The All-American Nazis who put a Man on the Moon

In the growing chill of the Cold War after 1945, the expertise of Nazi scientists was desperately needed in the US as an essential ingredient in the struggle against the USSR. Operation Paperclip was approved by President Truman in September 1946 and it brought 1,600 German scientists and engineers to the US throughout the 1950s. 

All this gelled with employing former Nazis in the West German Foreign Office, the rehabilitation of Spain’s General Franco and the curtailing of long sentences meted out to Nazi war criminals.

Part of the deception was to play down the scientists’ past, to ignore those who had welcomed slave labour at Peenemünde and Mittelwerk and to believe those who said that they were blissfully unaware of those who had died from exhaustion and malnutrition. 

Yet they had been responsible for the evolution and production of the V-2 rockets. 1,358 V-2s targeted London in the latter stages of the war. One of the last, on 27 March 1945, hit Hughes Mansions in the East End’s Vallance Road. 120 out of the 134 killed were Jewish.  

At the war’s end, the Americans searched assiduously for Werner Von Braun and his team of V-2 specialists — and they were only too happy to please their new masters and leave for the sunny uplands of the American dream. Six weeks after the war ended in Europe, the US Secretary of State approved the emigration of Von Braun. By September 1945, he and his colleagues from Hitler’s Germany were hard at work at Fort Strong on Long Island.

By the 1960s, the American public was gradually becoming aware of the Nazi missile scientists who were living in their midst and working to fulfil President Kennedy’s pledge to have a man on the moon by the end of the decade.  

Werner von Braun was depicted now as a patriot, involved in the space race. In 1960, a film, entitled ‘I Reach for the Stars’, characterised his life journey. Jewish wits such as Mort Sahl commented: ‘I reach for the stars, but sometimes I hit London.’

The Jewish mathematician, Tom Lehrer, in one of his biting, satirical ditties from the 1960s was also brilliantly critical: 

‘Once the rockets are up, who cares where they come down?

That’s not my department’ says Werner von Braun.

By the 1980s, many of the surviving scientists were coming under scrutiny. Arthur Rudolph, Peenemünde’s head engineer, heard about the possibility of using concentration camp inmates in April 1943. He visited the Heinkel aircraft factory in Oranienberg-Berlin and had been impressed by the SS’s enthusiasm in providing slave labour from the camp at Sachsenhausen. Rudolph’s labourers began arriving in June.

In the US, he became the project director for the Saturn 5 rocket which eventually put Neil Armstrong on the moon. He received the NASA Distinguished Service Medal for his contribution.

In the early 1980s, researchers began to look into Rudolph’s past. He was investigated and forced to renounce his US citizenship and relocate to West Germany.

Hubertus Strughold claimed that he had no knowledge of medical experiments carried out on prisoners at Dachau. In the US, he was known as ‘the Father of Space Medicine’. Strughold had been exonerated by the US Justice Department in 1958. Following his death in 1986, however, his Institute of Aviation Medicine was found to have conducted experiments on epileptic children in 1943. This discovery was accompanied by protests from Jewish organisations in the US. His name was subsequently removed from a string of awards and honours.

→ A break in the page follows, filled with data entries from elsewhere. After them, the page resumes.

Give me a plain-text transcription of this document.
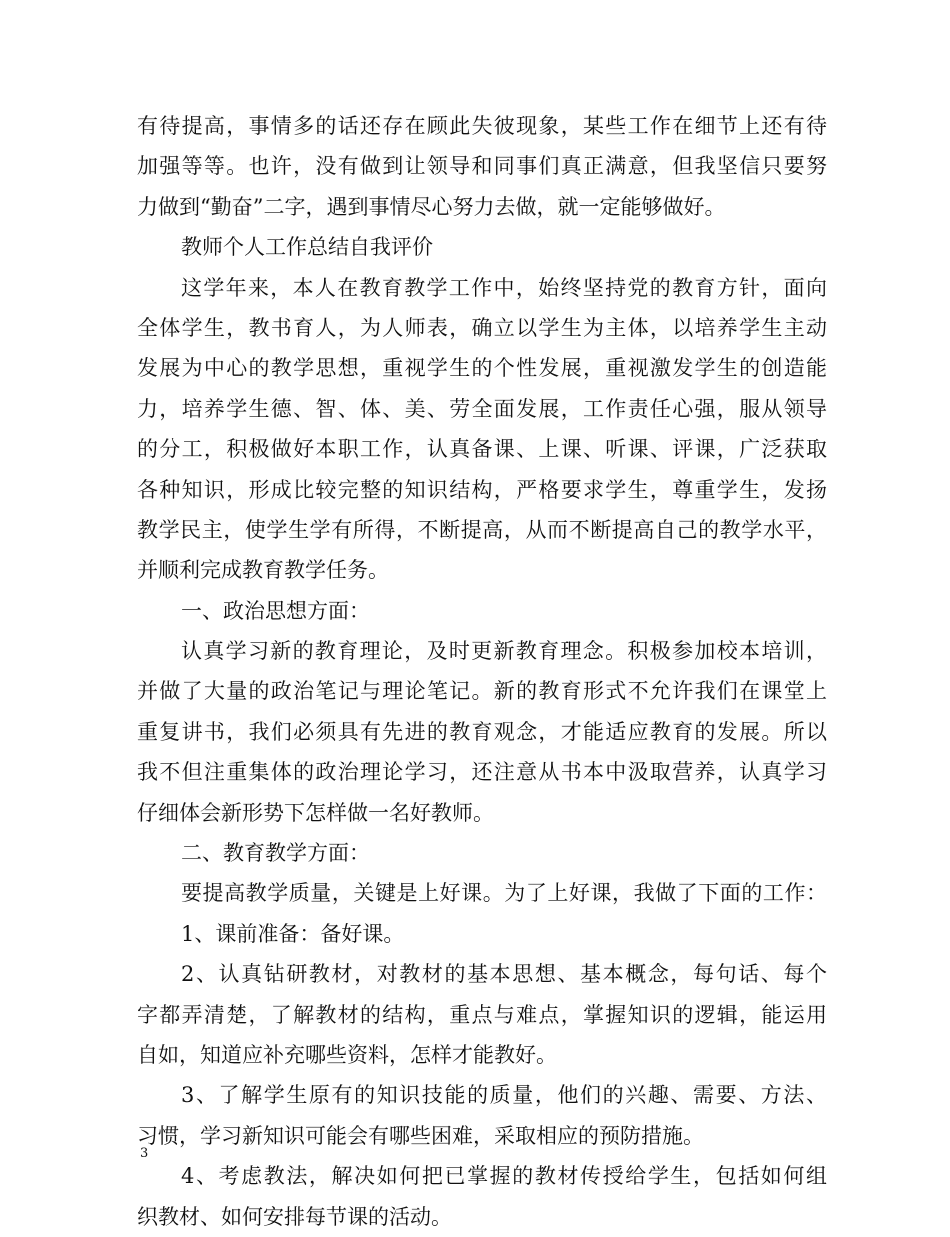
有待提高，事情多的话还存在顾此失彼现象，某些工作在细节上还有待
加强等等。也许，没有做到让领导和同事们真正满意，但我坚信只要努
力做到“勤奋”二字，遇到事情尽心努力去做，就一定能够做好。
教师个人工作总结自我评价
这学年来，本人在教育教学工作中，始终坚持党的教育方针，面向
全体学生，教书育人，为人师表，确立以学生为主体，以培养学生主动
发展为中心的教学思想，重视学生的个性发展，重视激发学生的创造能
力，培养学生德、智、体、美、劳全面发展，工作责任心强，服从领导
的分工，积极做好本职工作，认真备课、上课、听课、评课，广泛获取
各种知识，形成比较完整的知识结构，严格要求学生，尊重学生，发扬
教学民主，使学生学有所得，不断提高，从而不断提高自己的教学水平，
并顺利完成教育教学任务。
一、政治思想方面：
认真学习新的教育理论，及时更新教育理念。积极参加校本培训，
并做了大量的政治笔记与理论笔记。新的教育形式不允许我们在课堂上
重复讲书，我们必须具有先进的教育观念，才能适应教育的发展。所以
我不但注重集体的政治理论学习，还注意从书本中汲取营养，认真学习
仔细体会新形势下怎样做一名好教师。
二、教育教学方面：
要提高教学质量，关键是上好课。为了上好课，我做了下面的工作：
1、课前准备：备好课。
2、认真钻研教材，对教材的基本思想、基本概念，每句话、每个
字都弄清楚，了解教材的结构，重点与难点，掌握知识的逻辑，能运用
自如，知道应补充哪些资料，怎样才能教好。
3、了解学生原有的知识技能的质量，他们的兴趣、需要、方法、
习惯，学习新知识可能会有哪些困难，采取相应的预防措施。
4、考虑教法，解决如何把已掌握的教材传授给学生，包括如何组
织教材、如何安排每节课的活动。
3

Tom Bower’s excellent book, The Paperclip Conspiracy, in 1987, brought the issue to a wider British public. He recalled the suffering of the tens of thousands of slave labourers who helped to create the V-2 and thereby prepared the way for the moon landing. Bower states that ‘there is no doubt that the rocket pioneers fully accepted the necessity of slave labour since only Himmler and the SS could provide the organisation and manpower’.

Von Braun’s explanation was that he was engaged in a war and was not in a position to disobey. He was actually arrested in 1944, but freed on Hitler’s orders. In the US, he embraced evangelical Christianity. Was he remorseful? Was he at peace with himself?

All Jews in 2021 are survivors, but justice never arrived for many in the case of the Nazi rocket scientists. As the Midrash comments: ‘When the time comes for an accounting of a man’s deed, it is too late to do anything’ (Bereshit Rabbah).